Enviada em 14/07/2021

De acordo com a Constituição federal de 1988: a educação, direito de todos e dever do Estado e da família, será promovida e incentivada com a colaboração da sociedade, visando ao pleno desenvolvimento da pessoa, seu preparo para o exercício da cidadania e sua qualificação. No entanto, essa normativa não está de acordo com a realidade, já que a evasão escolar é frequente no país, a qual ocorre devido ao baixo poder econômico dos jovens, que optam pelo trabalho em detrimento dos estudos, dificultando, assim, o progresso social.
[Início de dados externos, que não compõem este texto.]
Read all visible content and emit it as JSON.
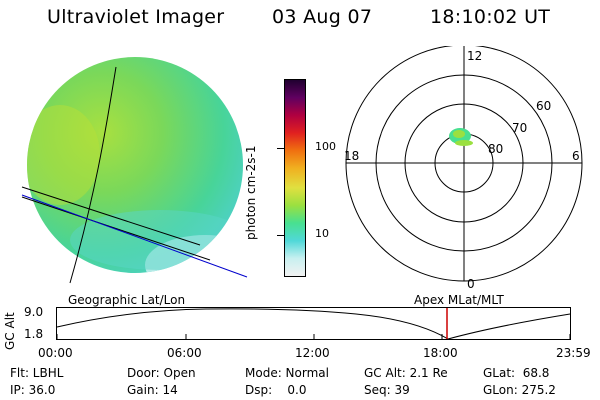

Cabe evidenciar, a princípio, que segundo o intelectual Nelson Mandela, “a educação é a arma mais poderosa para mudar o mundo”. Essa frase fundamenta a importância do ensino em promover mudanças no corpo social, principalmente para os indivíduos desfavorecidos socioeconomicamente, visto que no sistema capitalista, vigente no país, uma das poucas possibilidades de molhorar a condição de vida da população é por intermédio da formação educacional. Entretanto, a evasão escolar inviabiliza as transformações sociais, uma vez que dificulta a qualificação da mão de obra e, consequentemente, a inserção no mercado de trabalho em cargos com alta remuneração.

Embora se prove indispensável o combate contra a evasão escolar, essa ação enfrenta grande desafio decorrente do baixo poder aquisitivo desses estudantes, pois conforme os dados do IBGE: 1,3 milhão de jovens entre 15 e 17 anos estão fora da escola, e uma das principais causas são o trabalho. Isso acontece, muitas vezes, em razão da necessidade, desses indivíduos, em contribuir com o orçamento familiar, que, por exercerem ocupações laborais, acabam usufruindo de um tempo limitado para as atividades escolares. Desso modo, é indubitável que medidas são necessárias para contornar o impasse.

Logo, cabe ao Ministério da Educação intervir na saída de estudantes das escolas, por meio da criação de um programa de bolsa monitaria que irá fornecer 400 reais por mês a esses indivíduos. As bolsas serão destinadas para jovens que irão auxiliar no aprendizado de outros alunos, sendo que esse momento de troca de conhecimento será realizado em um horário diferente das aulas regulares. Além disso, para participar desse programa os adolescentes deverão possuir médias altas e frequência regular. Com isso, essas pessoas poderão continuar nas instituições de ensino, dado que terão uma renda extra para contribuir com as despesas de seus lares.